Mas se você insistir, ela vai reconhecer em si alguns atributos importantes, como o perfeccionismo e a exigência. E dona Angelina explica: tudo isso é necessário para que as mínimas ações sejam feitas com excelência, em nome do setor agropecuário e do Sistema FAEP/SENAR-PR. “As coisas precisam estar perfeitas. Tudo que sai do gabinete, sai com o nome do presidente. Então, não pode ter nada errado. Sempre tivemos isso, de que não podemos ter a mínima tolerância com erros”, explica.
Ex-superintendente do SENAR-PR e atual presidente da Comissão Técnica (CT) da Bovinocultura de Leite da FAEP, Ronei Volpi trabalhou com dona Angelina por mais de 50 anos, desde os tempos em que ela prestava serviços à Secretaria de Agricultura. Ele destaca a importância do esmero detalhista e da busca incessante pela qualidade que a profissional sempre demonstrou.
“Ela sempre foi um suporte muito forte, dando a segurança administrativa a todos da entidade. Ela tem uma habilidade notável em redação, seja para textos gerais ou para correspondência. E sempre foi muito sincera, inclusive para criticar de forma construtiva. Eu respeito a mulher que ela é e a admiro pela vitalidade que tem”, declara Volpi.
O superintendente do SENAR-PR, Carlos Augusto Albuquerque, vai além. Para ele, dona Angelina é uma mulher múltipla. À faceta de profissional exigente, ele acrescenta a característica de “mãezona”, aquela que gosta de cuidar das pessoas. Ao mesmo tempo, mesmo diante dos maiores desafios, ela sempre manifestou um afinado senso de humor. Tudo isso, sempre com a competência, que a notabiliza.
“A Angelina foi o equilíbrio da casa. Tem uma grande personalidade, sempre trabalhou sem medir esforços e sempre foi muito organizada. Ela foi uma grande executiva, que fazia o que precisasse fazer”, aponta Albuquerque. “Ao mesmo tempo, era a mãezona de todos. E sempre divertida, com bom humor. Tanto que se tornou uma figura pública no setor. Pergunte para presidentes de sindicatos, para as mulheres do agro e para deputados. Todos conhecem a Angelina e sabem a importância que ela teve”, ressalta.

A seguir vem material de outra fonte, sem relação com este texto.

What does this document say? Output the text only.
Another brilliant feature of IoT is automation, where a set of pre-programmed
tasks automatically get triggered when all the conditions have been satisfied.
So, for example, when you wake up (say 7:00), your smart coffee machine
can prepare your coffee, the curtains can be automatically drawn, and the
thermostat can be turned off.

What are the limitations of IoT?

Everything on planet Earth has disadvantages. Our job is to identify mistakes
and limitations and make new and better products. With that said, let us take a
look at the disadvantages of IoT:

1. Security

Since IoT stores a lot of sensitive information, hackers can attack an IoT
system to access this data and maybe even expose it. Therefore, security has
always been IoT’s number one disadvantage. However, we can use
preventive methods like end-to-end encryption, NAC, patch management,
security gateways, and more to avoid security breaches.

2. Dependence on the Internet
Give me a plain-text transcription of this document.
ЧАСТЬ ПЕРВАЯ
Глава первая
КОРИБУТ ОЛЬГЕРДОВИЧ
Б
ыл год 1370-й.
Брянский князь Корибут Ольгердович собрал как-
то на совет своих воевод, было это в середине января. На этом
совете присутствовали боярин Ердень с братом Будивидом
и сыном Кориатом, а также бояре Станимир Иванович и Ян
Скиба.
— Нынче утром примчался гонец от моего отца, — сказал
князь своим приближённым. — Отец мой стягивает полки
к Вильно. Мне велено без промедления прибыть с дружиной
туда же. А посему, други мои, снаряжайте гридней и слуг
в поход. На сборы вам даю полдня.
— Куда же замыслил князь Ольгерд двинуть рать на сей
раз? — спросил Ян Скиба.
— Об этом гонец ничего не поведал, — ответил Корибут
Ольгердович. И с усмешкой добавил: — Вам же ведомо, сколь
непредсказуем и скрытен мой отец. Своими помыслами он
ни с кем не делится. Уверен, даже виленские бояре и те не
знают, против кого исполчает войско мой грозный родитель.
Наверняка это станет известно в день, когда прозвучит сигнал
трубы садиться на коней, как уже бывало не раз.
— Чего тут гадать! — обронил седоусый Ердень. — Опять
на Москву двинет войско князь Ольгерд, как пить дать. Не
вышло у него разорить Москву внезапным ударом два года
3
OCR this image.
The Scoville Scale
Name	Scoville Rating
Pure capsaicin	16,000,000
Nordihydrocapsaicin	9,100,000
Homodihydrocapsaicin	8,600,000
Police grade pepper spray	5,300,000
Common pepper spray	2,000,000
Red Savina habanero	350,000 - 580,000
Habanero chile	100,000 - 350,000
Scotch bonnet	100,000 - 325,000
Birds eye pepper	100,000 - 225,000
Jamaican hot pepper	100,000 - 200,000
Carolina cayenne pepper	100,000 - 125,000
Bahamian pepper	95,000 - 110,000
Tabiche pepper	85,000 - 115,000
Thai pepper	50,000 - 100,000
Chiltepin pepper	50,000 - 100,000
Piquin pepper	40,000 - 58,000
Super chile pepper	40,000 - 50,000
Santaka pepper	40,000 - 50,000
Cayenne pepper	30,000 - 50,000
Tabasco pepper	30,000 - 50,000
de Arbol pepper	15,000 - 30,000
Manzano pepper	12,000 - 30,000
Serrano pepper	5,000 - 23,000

“Recordamos com carinho a presença sempre marcante de Angelina, guiada pela razão, zelo, mas sempre com um sorriso no rosto. Sua capacidade de liderança e sua habilidade em tomar decisões assertivas foram fundamentais para os direcionamentos estratégicos e as conquistas alcançadas pela FAEP ao longo dos anos”, disse o presidente do Sindicato Rural de Cascavel, Paulo Orso. “Por tudo o que você fez e representou para a FAEP e para a comunidade agrícola do Paraná, queremos expressar nossa mais sincera gratidão”, acrescentou.
Apesar de não ser do tipo que gosta de sair muito de casa ou de viajar, Angelina Viel resolveu atender ao pedido dos filhos Carla e Marco e dos netos Leonardo e Felipe, e se aposentar. Aos 83 anos de idade, vai, enfim, curtir o merecido descanso, após tantos anos de empenho devotado à entidade. “Sempre vou levar a FAEP comigo. Minha vida não teria sido minha vida sem a FAEP. E vou ter saudades”, concluiu.